I've been on this roller coaster for a decade and a half. I've experienced some pretty mind-blowing highs on this ride. But the older I've gotten, the more the lows outnumber the highs.
I've always known this lifestyle wasn't sustainable forever. As much as I've scoffed at the New Age garble, I've always believed in the deep connection that exists between mental and physical health. I've always been aware of the fact that I was running myself into the ground, and that underneath it all, I wanted a healthy relationship with myself. Kids. Deep friendships. Stuff that you can't hold on to in this fast, crazy wild ride of mental instability.
But damn, the crazy girl inside me has been hard to let go of. I mean, we've been in this together for 15 years!
In the past couple of years, I've been hanging on to crazy girl for dear life. But with age, I've been losing my grip. She's been slipping through my fingers. And I've been afraid to let her go. Because by letting her go, I would only be left with real, raw me. The girl I am without the unstable exterior.
And when your identity has been wrapped up in being extreme and crazy for so long, what will fill those empty spaces?
Recently, my craving for balance has become stronger than my fear of reality. Ever since the year started, I keep finding myself listening to the girl I think I always really was deep down. The girl I was before I started subscribing to the "If it's not burning, it's not working" mentality. The girl I was before the eating disorder sent me spiraling down the extreme vortex.
It was a bunch of little things. I let go of a love that hurt, because the hurting didn't feel good anymore (I know, who AM I?). I had a piece of pizza at work last Friday and didn't want to die. I freaked myself out by my stable reaction of, "Oh Zara, it's just a piece of pizza! It's not going to kill you. Enjoy it." This reaction was so new and foreign to me, but it felt good.
Then one day, after I felt like I phoned in an article, I said to myself, "Oh, this article wasn't your best work, but that's OK, Zara! You write a lot. You can't WIN every single one." Just a year ago, I would have beaten myself into a bloody pulp over it.
And most of all, the self-medicating -- the binge drinking, the Ambien obsession, the incessant need to Xanax reality away -- doesn't F*CKING WORK ANYMORE.
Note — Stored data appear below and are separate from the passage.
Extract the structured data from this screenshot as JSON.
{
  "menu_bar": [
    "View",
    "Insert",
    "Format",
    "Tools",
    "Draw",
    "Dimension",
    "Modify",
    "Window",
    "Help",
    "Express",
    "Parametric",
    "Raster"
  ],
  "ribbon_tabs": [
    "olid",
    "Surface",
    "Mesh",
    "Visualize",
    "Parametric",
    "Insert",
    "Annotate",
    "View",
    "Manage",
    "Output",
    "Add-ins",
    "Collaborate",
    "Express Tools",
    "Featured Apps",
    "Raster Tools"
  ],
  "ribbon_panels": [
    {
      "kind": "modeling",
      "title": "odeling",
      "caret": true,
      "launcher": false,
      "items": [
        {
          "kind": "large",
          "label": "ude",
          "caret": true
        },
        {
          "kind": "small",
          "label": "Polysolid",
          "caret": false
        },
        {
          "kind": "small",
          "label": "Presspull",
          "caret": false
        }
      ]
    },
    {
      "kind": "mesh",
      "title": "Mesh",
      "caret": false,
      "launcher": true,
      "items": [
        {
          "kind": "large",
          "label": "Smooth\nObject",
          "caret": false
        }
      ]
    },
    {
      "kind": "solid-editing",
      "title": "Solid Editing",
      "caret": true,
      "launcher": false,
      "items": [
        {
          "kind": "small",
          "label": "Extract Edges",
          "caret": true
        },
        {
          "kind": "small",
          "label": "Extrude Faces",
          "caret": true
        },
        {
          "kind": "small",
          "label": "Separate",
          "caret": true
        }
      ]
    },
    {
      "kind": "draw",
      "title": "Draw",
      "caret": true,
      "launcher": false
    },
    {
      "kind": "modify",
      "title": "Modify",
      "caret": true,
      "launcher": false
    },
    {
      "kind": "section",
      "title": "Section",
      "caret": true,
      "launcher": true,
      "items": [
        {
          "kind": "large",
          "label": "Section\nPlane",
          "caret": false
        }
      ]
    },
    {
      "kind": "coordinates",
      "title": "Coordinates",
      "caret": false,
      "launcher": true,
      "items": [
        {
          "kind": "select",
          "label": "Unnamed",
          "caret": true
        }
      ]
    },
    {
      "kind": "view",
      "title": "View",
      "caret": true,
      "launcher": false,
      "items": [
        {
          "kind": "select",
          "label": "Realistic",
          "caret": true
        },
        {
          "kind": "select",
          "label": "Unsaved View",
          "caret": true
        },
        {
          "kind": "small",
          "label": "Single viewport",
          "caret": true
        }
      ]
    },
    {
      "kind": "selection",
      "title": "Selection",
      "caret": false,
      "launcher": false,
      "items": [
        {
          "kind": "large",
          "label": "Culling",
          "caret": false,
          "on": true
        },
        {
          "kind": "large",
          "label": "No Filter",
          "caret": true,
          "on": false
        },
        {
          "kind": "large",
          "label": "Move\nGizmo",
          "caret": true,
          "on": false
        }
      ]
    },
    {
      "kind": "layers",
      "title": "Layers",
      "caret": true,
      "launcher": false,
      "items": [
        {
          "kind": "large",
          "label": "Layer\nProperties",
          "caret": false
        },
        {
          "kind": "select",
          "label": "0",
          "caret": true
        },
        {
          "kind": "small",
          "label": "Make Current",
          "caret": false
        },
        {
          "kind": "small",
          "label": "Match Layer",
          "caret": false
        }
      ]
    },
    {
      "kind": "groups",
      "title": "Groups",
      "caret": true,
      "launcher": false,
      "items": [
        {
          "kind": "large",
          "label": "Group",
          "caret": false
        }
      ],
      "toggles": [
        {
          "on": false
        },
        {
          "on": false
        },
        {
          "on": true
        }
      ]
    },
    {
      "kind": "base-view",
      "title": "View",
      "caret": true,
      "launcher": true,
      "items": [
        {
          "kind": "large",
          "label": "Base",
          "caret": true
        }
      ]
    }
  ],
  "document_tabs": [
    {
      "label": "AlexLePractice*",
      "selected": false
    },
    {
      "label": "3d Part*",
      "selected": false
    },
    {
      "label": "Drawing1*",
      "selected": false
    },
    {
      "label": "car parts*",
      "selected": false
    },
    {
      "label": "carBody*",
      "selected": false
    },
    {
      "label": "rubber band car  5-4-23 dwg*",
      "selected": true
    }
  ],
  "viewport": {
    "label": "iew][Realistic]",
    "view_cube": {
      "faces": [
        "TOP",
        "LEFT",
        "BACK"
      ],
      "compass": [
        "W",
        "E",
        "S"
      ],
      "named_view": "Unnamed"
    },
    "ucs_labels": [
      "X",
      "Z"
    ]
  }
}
All of a sudden, I don't like starting to feel fuzzy after the third drink. I don't like the Instagram filter of booze or drugs anymore. Life is starting to look prettier when it's a little more sharp and exposed and raw.
I think I'm becoming STABLE.
And while I know deep down inside this is so, so, so GOOD, and that I can still maintain my wild and creative spirit without life BURNING to the point of pain, a part of me is sort of sad about it. I'm mourning the end of a destructive era. Not in a way that's tearing me apart, but like with any death, it's a lot to process.
I officially said goodbye to the unstable girl over the weekend. As I knocked back the booze and didn't enjoy the feeling of being drunk, something in me clicked. All things must come to end, and it's time to let that girl go so the real Zara can come in. There isn't enough space for both of us. We had some good times, but I'm ready for real things.
And as I mourn the death of my mental instability, I wonder what's next. I don't know. I don't know a lot anymore.
But I do know this: If it's burning, I don't think it's working. If it hurts, something is wrong. Now that I've stuck my toe into still waters, I'm starting to think that life isn't supposed to hurt all the time. That pain doesn't have to accompany excitement. So I'm going to dive into this new way of life and see what happens.